The conventional model of resource allocation in HPC systems is static. Thus, a job cannot leverage newly available resources in the system or release underutilized resources during the execution. In this paper, we present Kub, a methodology that enables elastic execution of HPC workloads on Kubernetes so that the resources allocated to a job can be dynamically scaled during the execution. One main optimization of our method is to maximize the reuse of the originally allocated resources so that the disruption to the running job can be minimized. The scaling procedure is coordinated among nodes through remote procedure calls on Kubernetes for deploying workloads in the cloud. We evaluate our approach using one synthetic benchmark and two production-level MPI-based HPC applications -- GROMACS and CM1. Our results demonstrate that the benefits of adapting the allocated resources depend on the workload characteristics. In the tested cases, a properly chosen scaling point for increasing resources during execution achieved up to 2x speedup. Also, the overhead of checkpointing and data reshuffling significantly influences the selection of optimal scaling points and requires application-specific knowledge.

Paper Structure

This paper contains 27 sections, 5 figures, 1 table.

Figures (5)

  • Figure 1: The overall structure of a Volcano deployment in Kubernetes. I) Defined through a YAML file, the job is communicated to the api-server (or kube-api). II) This call is intercepted by Volcano's admission controller that checks whether the YAML has all required fields and contains no error. III) If everything is correct, data is sent to the scheduler which verifies whether it is possible to allocate the job. IV) When the resources are available, the kubelets inside each node are ordered to create the pod allocation with the desired containers for the job. A pod can contain one or more containers, and nodes can also run more than one pod.

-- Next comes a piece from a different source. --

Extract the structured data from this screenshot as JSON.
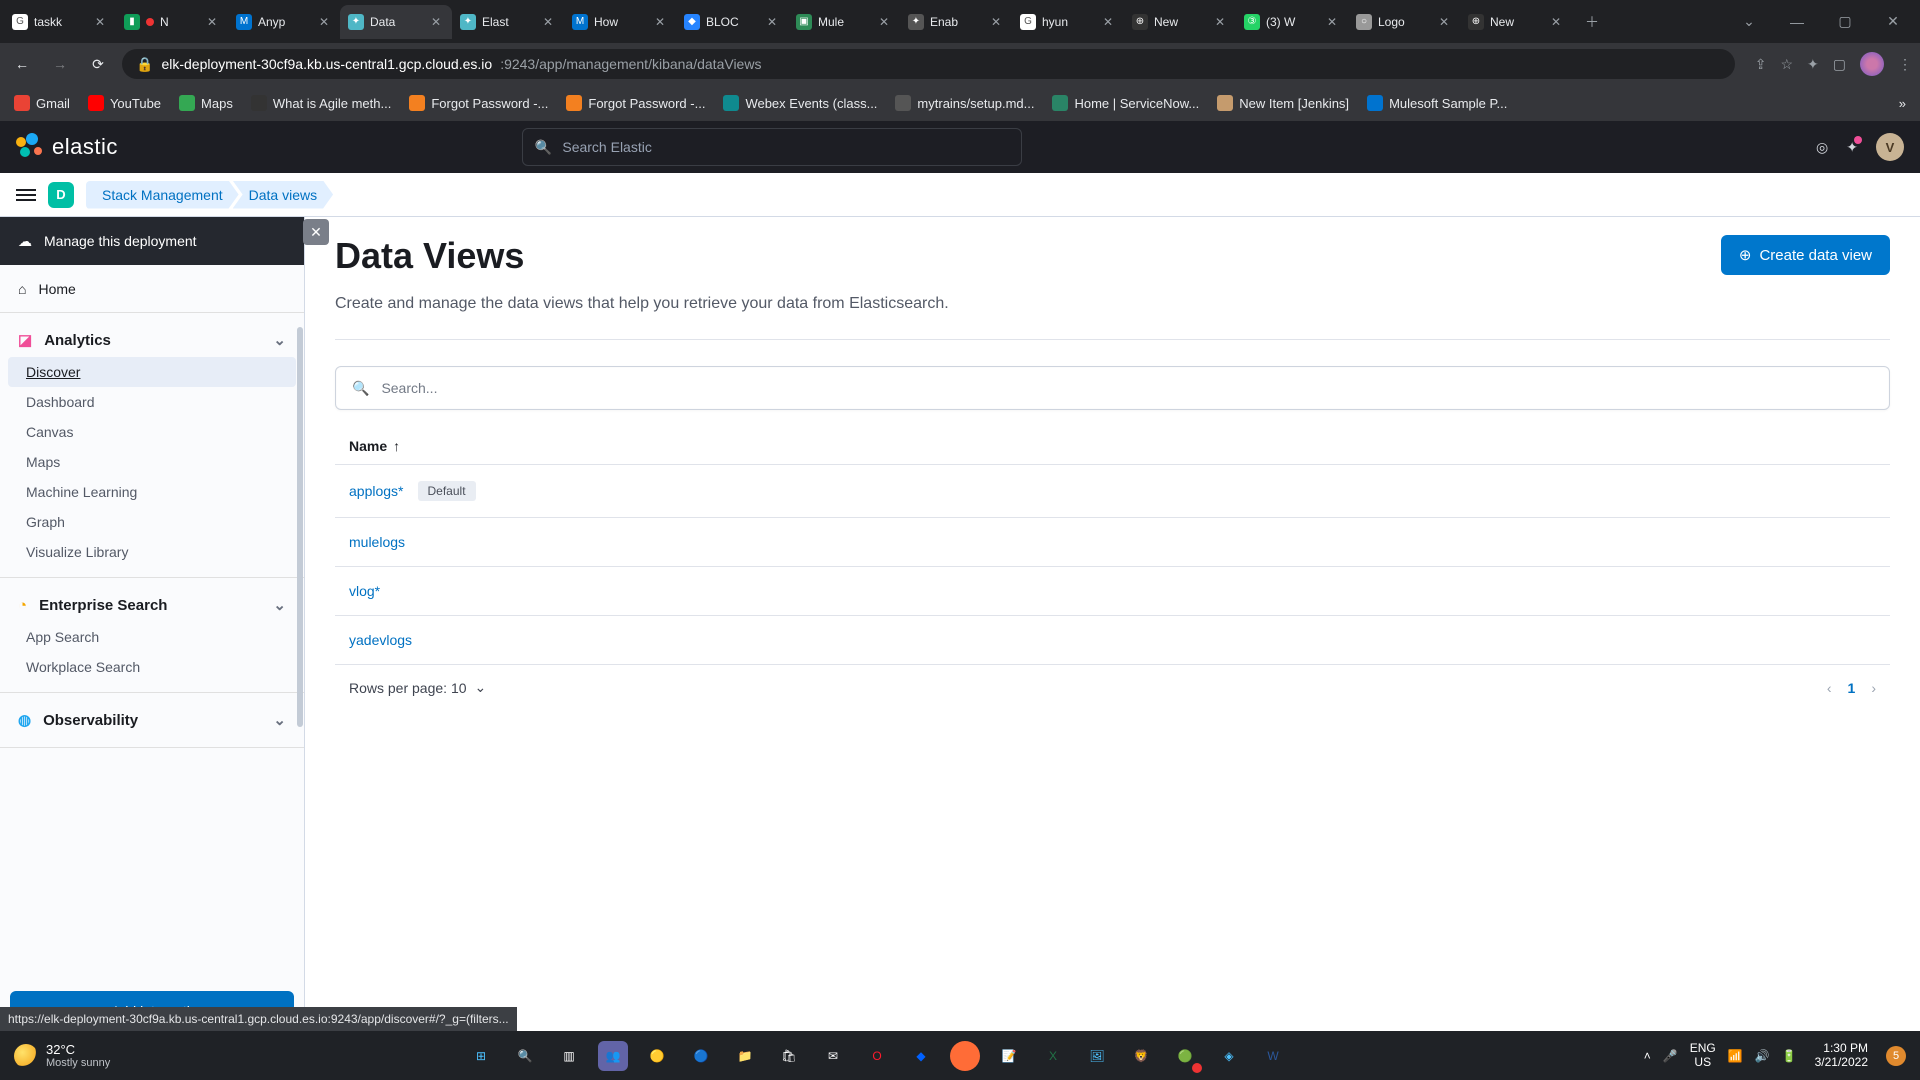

V) The "master" pod awaits all "worker" pods to be active and open their ssh daemon. When they are ready, orted starts the MPI job among them. VI) All the pods are encapsulated by a "service" type, so they can communicate using each other by domain. Volcano's scheduler and controller, responsible for monitoring the jobs, effectively replace the ones included in Kubernetes by default.
  • Figure 2: The decision flowchart of Kub when executing. One of the major benefits of Kub is to be able to use non-provisioned infrastructure as any newly-created pod can decide to join the others by exchanging SSH keys with the Coordinator. Furthermore, the control loops ensure that the scaling can be performed multiple times during the application's execution time.
  • Figure 3: Calculated overhead of the applications used in this work. Label Kub means that the applications were started using the custom launcher that coordinates the scaling, although no scaling was performed, while "Volcano" is the traditional way of using MPI applications on Kubernetes. For this experiment, each application was executed using three MPI ranks, one per Kubernetes pod.
  • Figure 4: Sensitivity test of increased compute intensity and benefit from scaling up from 2 to 6 ranks at three scaling points $30\%$, $50\%$, $70\%$, respectively.
  • Figure 5: The results for the elastic scaling performed by this work. Each case was executed 3 times, totalling 36 experiments per application. The label on the X axis refers to the amount of resources that is being introduced into the application, while the colours for each bar refer to when the scaling was performed. Refer to Sections \ref{['sec:hscale']} and \ref{['sec:disc']} for an extensive discussion about this figure.